Focusing on specific marker genes for phylogenetic identification/classification is one of the main categories of metagenomic sequencing. For this so-called targeted amplicon approach, the ribosomal small subunit RNA (16S rRNA) gene has emerged as the most commonly used marker. Further target genes may include other rRNA genes, the ITS region, COI, Rubisco or additional functional genes.

IMGM’s flexible metagenomics amplicon sequencing service offers the choice between experimentally tested primer pairs for different variable regions alongside the 16S rRNA gene (see graph below).

We also offer you a completely flexible choice for own primers depending on your targets and research aims. Our project managers will support you from custom Primer design to individualized bioinformatics.

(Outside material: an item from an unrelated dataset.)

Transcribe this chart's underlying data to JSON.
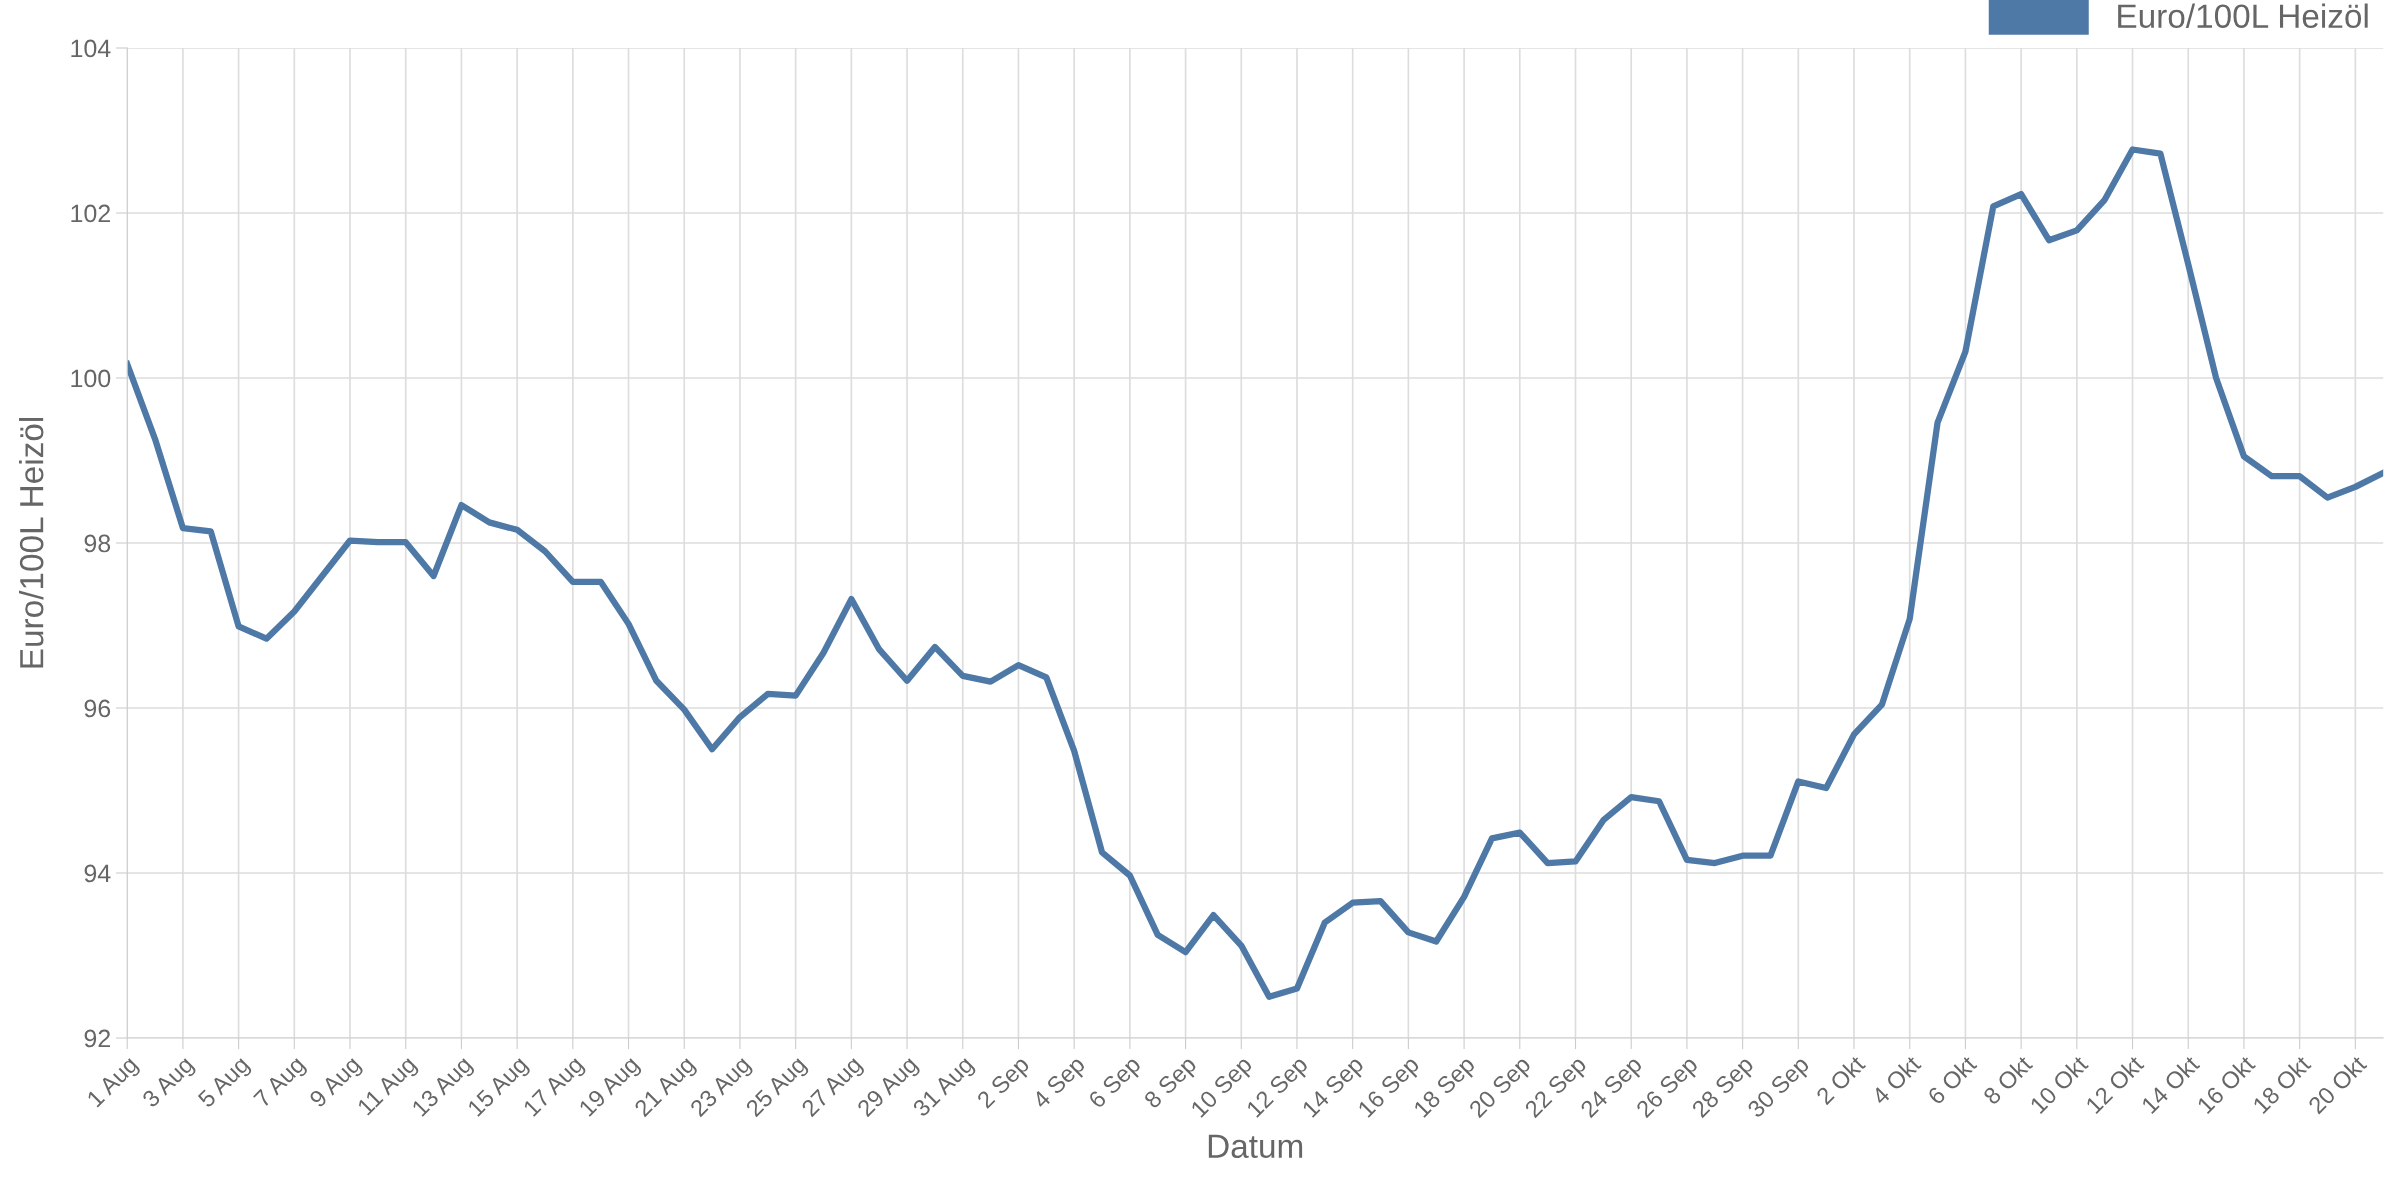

Additional flexibility is provided by the possibility to step into the analysis pipeline at your most convenient starting point, e.g. start directly with gDNA, preamplified PCR products or even sequencing-ready libraries. If your project belongs to the category “off the beaten path”, IMGM has a long-standing expertise with scientific consultation and custom project design for metagenomics analyses.

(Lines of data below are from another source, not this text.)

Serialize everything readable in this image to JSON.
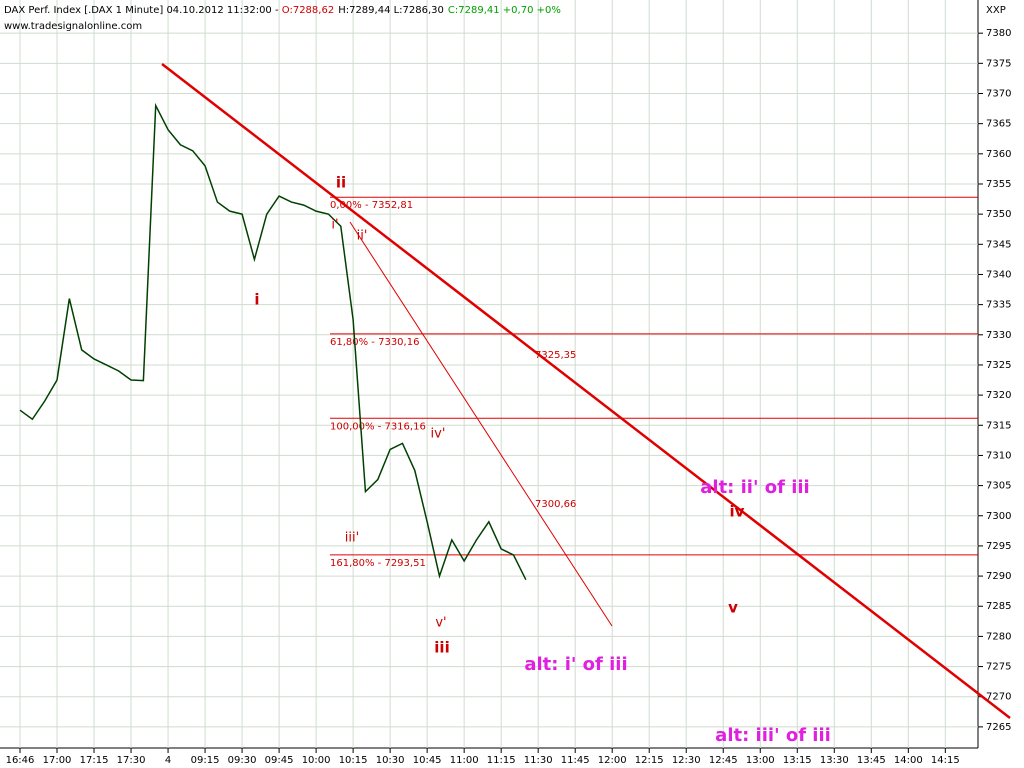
{
  "chart_data": {
    "type": "line",
    "title": "DAX Perf. Index [.DAX  1 Minute] 04.10.2012 11:32:00 - ",
    "open": "O:7288,62",
    "high_low": "H:7289,44 L:7286,30",
    "close": "C:7289,41 +0,70 +0%",
    "source": "www.tradesignalonline.com",
    "exchange": "XXP",
    "categories": [
      "16:46",
      null,
      null,
      "17:00",
      null,
      null,
      "17:15",
      null,
      null,
      "17:30",
      null,
      null,
      "4",
      null,
      null,
      "09:15",
      null,
      null,
      "09:30",
      null,
      null,
      "09:45",
      null,
      null,
      "10:00",
      null,
      null,
      "10:15",
      null,
      null,
      "10:30",
      null,
      null,
      "10:45",
      null,
      null,
      "11:00",
      null,
      null,
      "11:15",
      null,
      null,
      "11:30",
      null,
      null,
      "11:45",
      null,
      null,
      "12:00",
      null,
      null,
      "12:15",
      null,
      null,
      "12:30",
      null,
      null,
      "12:45",
      null,
      null,
      "13:00",
      null,
      null,
      "13:15",
      null,
      null,
      "13:30",
      null,
      null,
      "13:45",
      null,
      null,
      "14:00",
      null,
      null,
      "14:15",
      null,
      null
    ],
    "series": [
      {
        "name": "DAX",
        "color": "#004000",
        "values": [
          7317.5,
          7316,
          7319,
          7322.5,
          7336,
          7327.5,
          7326,
          7325,
          7324,
          7322.5,
          7322.4,
          7368,
          7364,
          7361.5,
          7360.5,
          7358,
          7352,
          7350.5,
          7350,
          7342.5,
          7350,
          7353,
          7352,
          7351.5,
          7350.5,
          7350,
          7348,
          7332.5,
          7304,
          7306,
          7311,
          7312,
          7307.5,
          7299,
          7290,
          7296,
          7292.5,
          7296,
          7299,
          7294.5,
          7293.5,
          7289.4,
          null,
          null,
          null,
          null,
          null,
          null,
          null,
          null,
          null,
          null,
          null,
          null,
          null,
          null,
          null,
          null,
          null,
          null,
          null,
          null,
          null,
          null,
          null,
          null,
          null,
          null,
          null,
          null,
          null,
          null,
          null,
          null,
          null,
          null,
          null,
          null
        ]
      }
    ],
    "ylim": [
      7261.5,
      7385.5
    ],
    "yticks": [
      7265,
      7270,
      7275,
      7280,
      7285,
      7290,
      7295,
      7300,
      7305,
      7310,
      7315,
      7320,
      7325,
      7330,
      7335,
      7340,
      7345,
      7350,
      7355,
      7360,
      7365,
      7370,
      7375,
      7380
    ],
    "grid": true,
    "levels": [
      {
        "value": 7352.81,
        "label": "0,00% - 7352,81"
      },
      {
        "value": 7330.16,
        "label": "61,80% - 7330,16"
      },
      {
        "value": 7316.16,
        "label": "100,00% - 7316,16"
      },
      {
        "value": 7293.51,
        "label": "161,80% - 7293,51"
      }
    ],
    "trendline_labels": [
      "7325,35",
      "7300,66"
    ],
    "annotations": [
      {
        "text": "ii",
        "color": "#cc0000"
      },
      {
        "text": "i",
        "color": "#cc0000"
      },
      {
        "text": "i'",
        "color": "#cc0000"
      },
      {
        "text": "ii'",
        "color": "#cc0000"
      },
      {
        "text": "iii'",
        "color": "#cc0000"
      },
      {
        "text": "iv'",
        "color": "#cc0000"
      },
      {
        "text": "v'",
        "color": "#cc0000"
      },
      {
        "text": "iii",
        "color": "#cc0000"
      },
      {
        "text": "iv",
        "color": "#cc0000"
      },
      {
        "text": "v",
        "color": "#cc0000"
      },
      {
        "text": "alt: ii' of iii",
        "color": "#e020e0"
      },
      {
        "text": "alt: i' of iii",
        "color": "#e020e0"
      },
      {
        "text": "alt: iii' of iii",
        "color": "#e020e0"
      }
    ]
  }
}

For 16S/18S and ITS we offer the analysis of microbial composition, diversity and abundance with up-to-date bioinformatics software tools. OTU clustering and phylogenetic classification as well as further steps like calculation of alpha and beta diversity is carried out with a diligent view on data quality. This enables you to easily extract conclusions from your experimental data and to directly use our data to publish your results.

Use of the entire DNA for sequencing is often referred to as Shotgun Metagenomics or, in case of RNA, as Metatranscriptomics. These approaches offer a random representation of all extracted genomic sequences, giving insights into the metabolic profiles of these specific communities.

Unlike the targeted approach used in amplicon sequencing, Shotgun Metagenomic Sequencing is performed to provide not only information on the taxonomic annotations of each organism, but also on the whole genetic content of your sample. Have a look at its gene expression pattern, find potentially novel biocatalysts or enzymes or get evolutionary profiles of community function and structure.